In ancient Rome, the Parentalia (pronounced as /la/) or dies parentales (pronounced as /la/, "ancestral days") was a nine-day festival held in honour of family ancestors, beginning on 13 February.[1]
Although the Parentalia was a holiday on the Roman religious calendar, its observances were mainly domestic and familial.[2] The importance of the family to the Roman state, however, was expressed by public ceremonies on the opening day, the Ides of February, when a Vestal conducted a rite for the collective di parentes of Rome at the tomb of Tarpeia.[3]
Ovid describes sacred offerings (sacrificia) of flower-garlands, wheat, salt, wine-soaked bread and violets to the "shades of the dead" (Manes or Di manes) at family tombs, which were located outside Rome's sacred boundary (pomerium). These observances were meant to strengthen the mutual obligations and protective ties between the living and the dead and were a lawful duty of the paterfamilias (head of the family).[4] Parentalia concluded on 21 February in the midnight rites of Feralia, when the paterfamilias addressed the malevolent, destructive aspects of his Manes.
Feralia was a placation and exorcism: Ovid thought it a more rustic, primitive and ancient affair than the Parentalia itself. It appears to have functioned as a cleansing ritual for Caristia on the following day when the family held an informal banquet to celebrate the affectionate bonds between themselves and their benevolent ancestral dead (Lares).[5] The emphasis on the collective cult for the Manes and early di parentes implies their afterlife as vague and lacking individuation. In later cults they are vested with personal qualities, and in Imperial cult, they acquired divine numen and became divi, divine entities.[6]

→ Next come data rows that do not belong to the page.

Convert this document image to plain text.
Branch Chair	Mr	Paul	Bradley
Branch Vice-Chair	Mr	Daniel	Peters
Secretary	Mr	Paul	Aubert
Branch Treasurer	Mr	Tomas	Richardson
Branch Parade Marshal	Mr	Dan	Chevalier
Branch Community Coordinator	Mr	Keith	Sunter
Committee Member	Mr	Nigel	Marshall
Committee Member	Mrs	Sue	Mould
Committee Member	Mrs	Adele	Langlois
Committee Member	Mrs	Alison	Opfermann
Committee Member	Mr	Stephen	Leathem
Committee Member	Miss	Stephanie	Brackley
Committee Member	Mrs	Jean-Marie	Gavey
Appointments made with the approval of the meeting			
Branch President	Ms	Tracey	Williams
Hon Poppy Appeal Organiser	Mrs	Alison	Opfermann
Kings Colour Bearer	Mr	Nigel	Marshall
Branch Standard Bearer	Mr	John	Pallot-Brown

From Parentalia to Caristia all temples were closed, marriages were forbidden, and "magistrates appeared without their insignia," an indication that no official business was conducted. William Warde Fowler describes the Parentalia as "practically a yearly renewal of the rite of burial".[7]
Individuals might also be commemorated on their birthday (dies natalis). Some would be commemorated throughout the year on marked days of the month, such as the Kalends, Nones or Ides, when lamps might be lit at the tomb.[8] The Lemuria on 9, 11 and 13 May was aimed at appeasing "kinless and hungry" spirits of the dead.[9]